In allegato il volantino

Roma -

I mercati, ormai si sa, sono soggetti sensibili, hanno la febbre, sono depressi,  a volte euforici, non gradiscono o sono nervosi, ma di certo non amano la democrazia.



E’ bastato che un Paese sovrano, la Grecia, decidesse di sottoporre a referendum la scelta di accettare o respingere le politiche di lacrime e sangue imposte dal direttorio franco-tedesco dell’Unione Europea, per scatenare la speculazione, far crollare pressoché tutte le borse europee, far tremare la stabilità della zona euro, far gridare all’attentato alle sorti magnifiche e progressive del mercato.

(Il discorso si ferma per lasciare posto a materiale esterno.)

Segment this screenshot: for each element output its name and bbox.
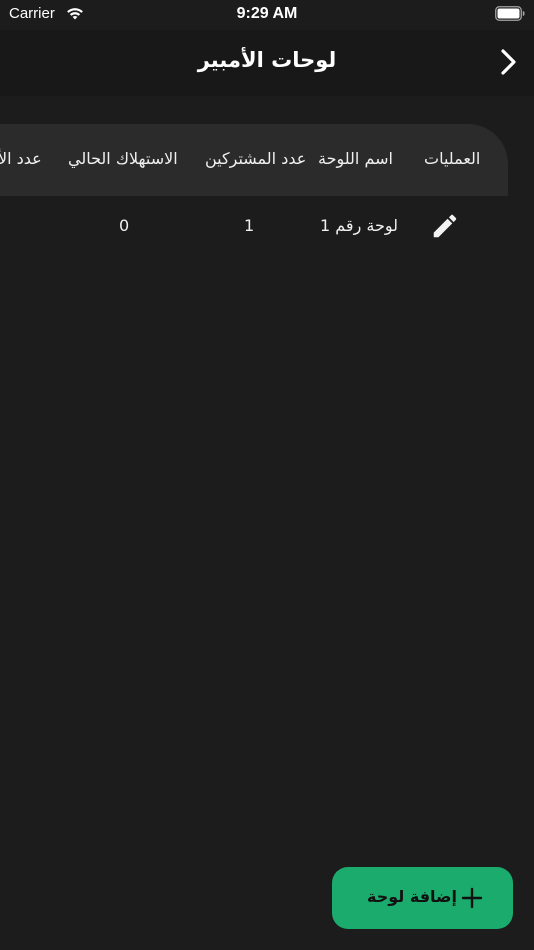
column-header-consumption: الاستهلاك الحالي (68, 149, 178, 168)
screen: Carrier 9:29 AM لوحات الأمبير العمليات ا… (0, 0, 534, 950)
plus-icon (461, 887, 483, 909)
nav-bar: لوحات الأمبير (0, 30, 534, 96)
table-header: العمليات اسم اللوحة عدد المشتركين الاسته… (0, 124, 508, 196)
battery-icon (495, 6, 525, 21)
status-bar: Carrier 9:29 AM (0, 0, 534, 30)
page-title: لوحات الأمبير (197, 48, 337, 72)
add-panel-button[interactable]: إضافة لوحة (332, 867, 513, 929)
column-header-actions: العمليات (424, 149, 481, 168)
cell-subscribers: 1 (244, 216, 255, 235)
panels-table: العمليات اسم اللوحة عدد المشتركين الاسته… (0, 124, 508, 258)
cell-consumption: 0 (119, 216, 130, 235)
add-panel-label: إضافة لوحة (367, 887, 457, 906)
column-header-subscribers: عدد المشتركين (205, 149, 307, 168)
chevron-right-icon[interactable] (496, 46, 520, 78)
column-header-panel-name: اسم اللوحة (318, 149, 393, 168)
cell-panel-name: لوحة رقم 1 (320, 216, 398, 235)
table-row[interactable]: لوحة رقم 1 1 0 (0, 196, 508, 258)
status-time: 9:29 AM (236, 5, 298, 22)
pencil-icon[interactable] (430, 211, 460, 241)
column-header-count: عدد الأ (0, 149, 42, 168)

Subito si sono riuniti i consigli dei ministri, il G20 di Nizza, i presidenti delle repubbliche si sono messi al telefono a dettare linee bipartisan di immediato intervento per adottare le necessarie contromisure, le opposizioni, petto in fuori, si sono dette pronte ad assumersi le loro responsabilità, ovunque si magnificano le potenziali enormi possibilità di uscire dalla crisi che avrebbero governi tecnici, di salvezza nazionale, di unità delle forze sane delle nazioni…se solo i governi in carica si decidessero a togliersi di torno.



Non ce n’è uno, dicasi uno, in giro per i talk show, per le radio, per i dibattiti più o meno scomposti cui ci costringono ad assistere ormai da tempo immemore, che provi a scansarsi da questa impostazione secondo cui ai mercati tutto è dovuto, anche le nostre esistenze e il nostro futuro.



Non ce n’è uno che dica che la scelta di chiamare i cittadini Greci ad esprimersi sulle politiche di lacrime e sangue imposte dall’Europa è una scelta sacrosanta, forse tardiva, ma sacrosanta.

E nessuno dice che se non ci fossero stati scioperi generali ripetuti ed imponenti, se non ci fosse stata una vera e propria sollevazione di popolo, quel referendum, molto probabilmente, non ci sarebbe. Che non è una scelta illuminata di Papandreou e del suo governo, ma il portato di una mobilitazione senza precedenti.



Ora siamo tutti con il fiato sospeso, ad attendere di conoscere quali altre pesantissime misure saranno prese dal nostro governo pro tempore. Per sapere se ci colpiranno direttamente, se questa volta ne usciremo ancora vivi o con le ossa definitivamente rotte. Non sappiamo ancora cosa succederà esattamente ma possiamo immaginarlo. Sappiamo però, e oggi la Grecia ce lo dimostra, che la mobilitazione di massa, decisa, energica e radicale, può contribuire a scrivere un’altra conclusione della storia.

Il 2 dicembre portiamo in piazza e nel nostro sciopero questa consapevolezza.